A Blog by Jonathan Low

 

Nov 15, 2014

Everybody's Favorite New (False) Myth About Millenials: They're Bad At Saving

What's up with all the negativity? Is it the garden variety younger generation stuff: you know, the in-my-day we had to blahblahblah. The dyspeptic rants of a demographic in decline, watching their youth emulsify and circle down the drain. 

Or is it something more specific based on moral objections to strong coffee, tattoos and craft beer. I means, really, if ever a generation got screwed, it's the millenials.

The end of the post WWII western economic advantage, a humongous older demographic cohort who, if they were even inclined to go quietly into that good night are simply too numerous to do so without creating problems, and, let's be real, a financial crisis, the worst recession since the Great Depression, an ideological aversion to investment and to government services which has meant decreased support for education and increased student loan debt at precisely the moment when knowledge matters more than ever and families are least able to support themselves.

And then people are going to have the temerity to question this generation's ability to save? While they're living on their parents' couches and working three jobs because corporations are too busy paying executive bonuses and investment bankers' fees for ever more rococo financial arabesques?

Yeah, well, anyway, as the following article explains, turns out that savings canard isn't true even if millenials were justified in behaving that way. Pass the artisanal cocktails. JL

Jordan Weissman reports in Slate:

So the problem for millennials doesn't appear to be that we're frightened of JPMorgan. It's that we've gotten a start in life at an inopportune moment in history, and probably have lower salaries and higher education debt to show for it.
The millennials aren’t saving any money. I mean, a few twentysomethings might be stuffing some crinkly dollar bills under their futons or something, but in aggregate, we’re burning more cash than we're putting away. Earlier this week the Wall Street Journal reported that following “a flirtation with thrift after the recession,” the personal savings rate of Americans under the age of 35 has dipped to -1.8 percent. The median net worth of young households has also plummeted since the recession.
wsj_millennials
This news has, of course, led to both shrieking and thumb-sucking. “Millennials Face a Savings Time Bomb,” CBS declared in a follow-up story. (Our empty checking accounts are apparently incendiary devices now.) The Atlantic, taking a turn into econo-cultural analysis, suggested that “the fact that Millennials are more skeptical than ever of banks” might have something to do with our spendthrift ways.
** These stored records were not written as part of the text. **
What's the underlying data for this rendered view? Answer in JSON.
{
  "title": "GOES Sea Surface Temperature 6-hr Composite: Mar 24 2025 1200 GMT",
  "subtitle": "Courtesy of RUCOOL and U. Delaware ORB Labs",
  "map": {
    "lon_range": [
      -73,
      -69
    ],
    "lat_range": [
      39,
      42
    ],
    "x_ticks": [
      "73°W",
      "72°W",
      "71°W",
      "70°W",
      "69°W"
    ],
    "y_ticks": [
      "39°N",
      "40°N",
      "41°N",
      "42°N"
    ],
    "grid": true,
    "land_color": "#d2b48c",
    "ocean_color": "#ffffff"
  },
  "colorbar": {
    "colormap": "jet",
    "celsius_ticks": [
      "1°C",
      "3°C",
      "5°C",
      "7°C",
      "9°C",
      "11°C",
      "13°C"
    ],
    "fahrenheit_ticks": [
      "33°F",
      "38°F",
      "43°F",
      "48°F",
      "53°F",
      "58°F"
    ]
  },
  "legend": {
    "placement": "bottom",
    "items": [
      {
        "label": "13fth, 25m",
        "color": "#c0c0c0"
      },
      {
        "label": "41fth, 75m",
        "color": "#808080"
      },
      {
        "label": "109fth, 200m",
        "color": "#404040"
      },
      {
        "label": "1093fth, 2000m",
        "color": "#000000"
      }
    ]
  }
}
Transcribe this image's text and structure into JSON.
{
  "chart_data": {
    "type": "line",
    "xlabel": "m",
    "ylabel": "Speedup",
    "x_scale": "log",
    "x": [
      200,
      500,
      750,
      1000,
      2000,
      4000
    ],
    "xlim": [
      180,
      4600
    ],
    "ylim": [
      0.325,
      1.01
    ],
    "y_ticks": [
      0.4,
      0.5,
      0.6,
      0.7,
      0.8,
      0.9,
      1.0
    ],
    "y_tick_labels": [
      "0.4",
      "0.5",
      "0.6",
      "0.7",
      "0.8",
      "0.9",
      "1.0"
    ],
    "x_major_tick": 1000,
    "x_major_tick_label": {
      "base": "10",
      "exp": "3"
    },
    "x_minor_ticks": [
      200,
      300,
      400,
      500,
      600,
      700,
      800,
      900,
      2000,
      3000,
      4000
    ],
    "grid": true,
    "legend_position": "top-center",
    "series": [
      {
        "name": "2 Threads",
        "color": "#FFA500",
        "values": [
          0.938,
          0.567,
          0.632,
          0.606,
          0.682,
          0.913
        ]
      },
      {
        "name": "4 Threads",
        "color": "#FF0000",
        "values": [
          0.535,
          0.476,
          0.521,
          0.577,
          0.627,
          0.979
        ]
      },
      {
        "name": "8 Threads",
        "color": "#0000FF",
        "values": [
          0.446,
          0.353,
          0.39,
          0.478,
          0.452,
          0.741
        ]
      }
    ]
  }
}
It is true that millennials are probably in worse financial shape than Gen X or the Boomers were at their age. We have far more student debt than any generation before, which has cut into our wealth, and we graduated into a blasted moonscape of a job market (although, to be fair, the early 1980s weren’t exactly a fun time to enter the workforce, either). But I think something should be made clear here: Young adults have never been good at saving, and they are no worse at it today than 15 or 20 years ago. For the past quarter-century, in fact, a negative savings rate seems to have been the norm for the under-35 set, as shown on the graph below, based on the same Moody’s Analytics data the WSJ used for its story. (It's a bit hard to read—sorry—but the chart stretches back to 1989.)
moodys
Moody's Analytics
This shouldn't be surprising. Young people don't make a great deal of money. But they are busy buying their first cars and first homes, and having their first children. At least, they typically are during good economic times. It's worth noting that the last time the young adult savings rate turned positive, according to Moody's, was during the rough patch of the early 1990s. I don't think the reason for that was that the savings and loan crisis made Gen Xers distrust the financial industry. Rather, when the labor market gets choppy, young people put away their credit cards and are less likely to make big life purchases.
So the problem for millennials doesn't appear to be that we're frightened of JPMorgan or comfortable putting away an unusually small share of our income. It's that we've gotten a start in life at an inopportune moment in history, and probably have lower salaries and higher education debt to show for it. We're not bad savers by American standards. But American standards might not be good enough, at least if any of us ever want to retire.